Dijelaskan Wiriya, belum dicairkannya insentif nakes secara penuh hingga Desember 2020 karena anggaran yang ditransfer dari pemerintah pusat bertahap. Dana insentif yang ditransfer tersebut bukan hanya untuk nakes Pirngadi Medan saja, tetapi juga nakes Puskesmas di Medan. “Tahap pertama anggaran turun di bulan Juli 2020 senilai Rp3,7 miliar lebih. Sedangkan tahap kedua tanggal 26 Oktober sebesar Rp2,5 miliar lebih dan ketiga pada 23 Desember sebesar Rp9 miliar lebih,” terangnya.

Wiriya menyebutkan, dana tahap pertama senilai Rp3,7 miliar lebih itu sudah ditransfer ke rekening masing-masing nakes Pirngadi dan Puskesmas tetapi tidak sama. “Jadi, insentif yang dibisa dibayarkan baru 2 bulan (Maret-April) untuk nakes Pirngadi dan 3 bulan (Maret-April-Mei) untuk nakes Puskesmas. Kenapa tidak sama, karena kalau dibayarkan 3 bulan untuk nakes Pirngadi maka akan kurang anggarannya sehingga diputuskan hanya 2 bulan,” ungkap dia.

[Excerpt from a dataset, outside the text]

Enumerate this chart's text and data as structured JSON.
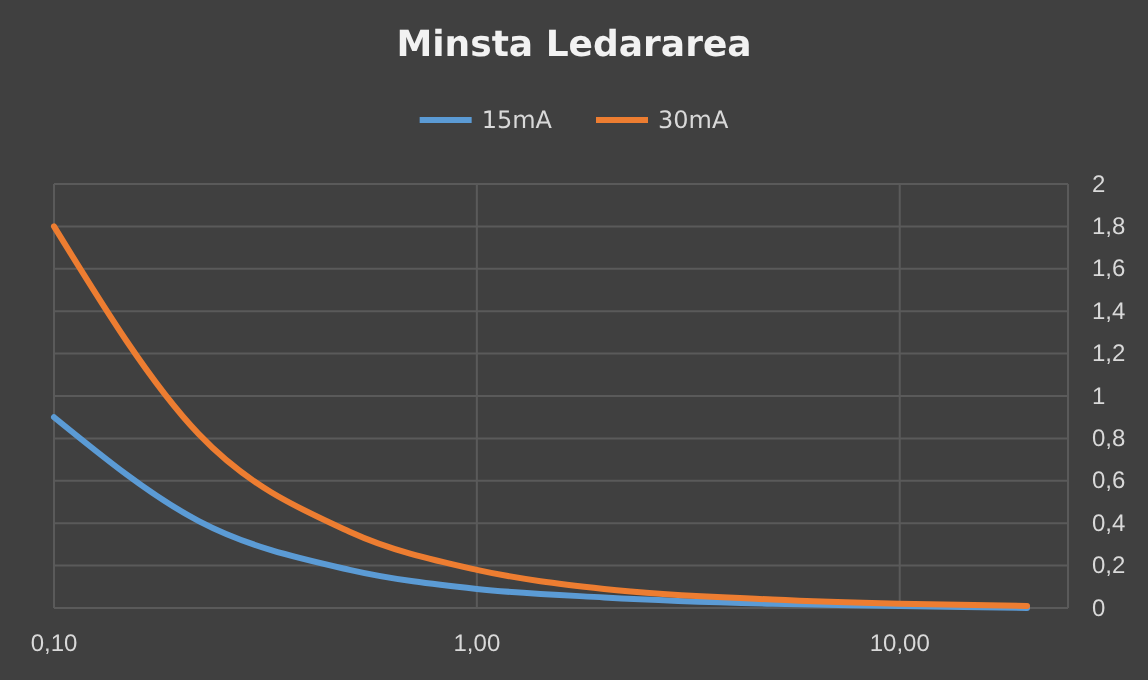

Sekda menuturkan, dana tahap kedua sebesar Rp2,5 miliar lebih belum dibayarkan. Padahal, dana ini bisa untuk membayarkan periode bulan 3 untuk nakes Pirngadi dan bulan 4 nakes Puskesmas. “Dana ini semestinya sudah bisa dibayarkan untuk insentif nakes karena rata-ratanya Rp1,5 miliar lebih perbulan kebutuhannya. Namun, berdasarkan DPA (Dokumen Pelaksanaan Anggaran) ternyata masih belum bisa,” tutur Wiriya.

Dia menjabarkan, pada DPA diuraikan untuk honor atau insentif ASN dan ada juga insentif untuk Non-ASN. Ternyata, yang diajukan itu berbeda karena (akumulasi insentif) lebih besar dari DPA, sehingga DPA harus dirubah.

“Perubahan DPA ini tidak bisa langsung karena menyangkut perubahan anggaran (APBD), apalagi sudah disahkan pada 16 Desember 2020. Selain itu, oleh BPKAD sudah diterbitkan SPD-nya (Surat Perintah Dibayarkan). Jadi, mungkin disitulah terjadi kesilapan itu. Dinas Kesehatan Kota Medan melihat, kok di sistem belum padahal sudah ada sehingga belum terbayarkan untuk insentif nakes,” paparnya.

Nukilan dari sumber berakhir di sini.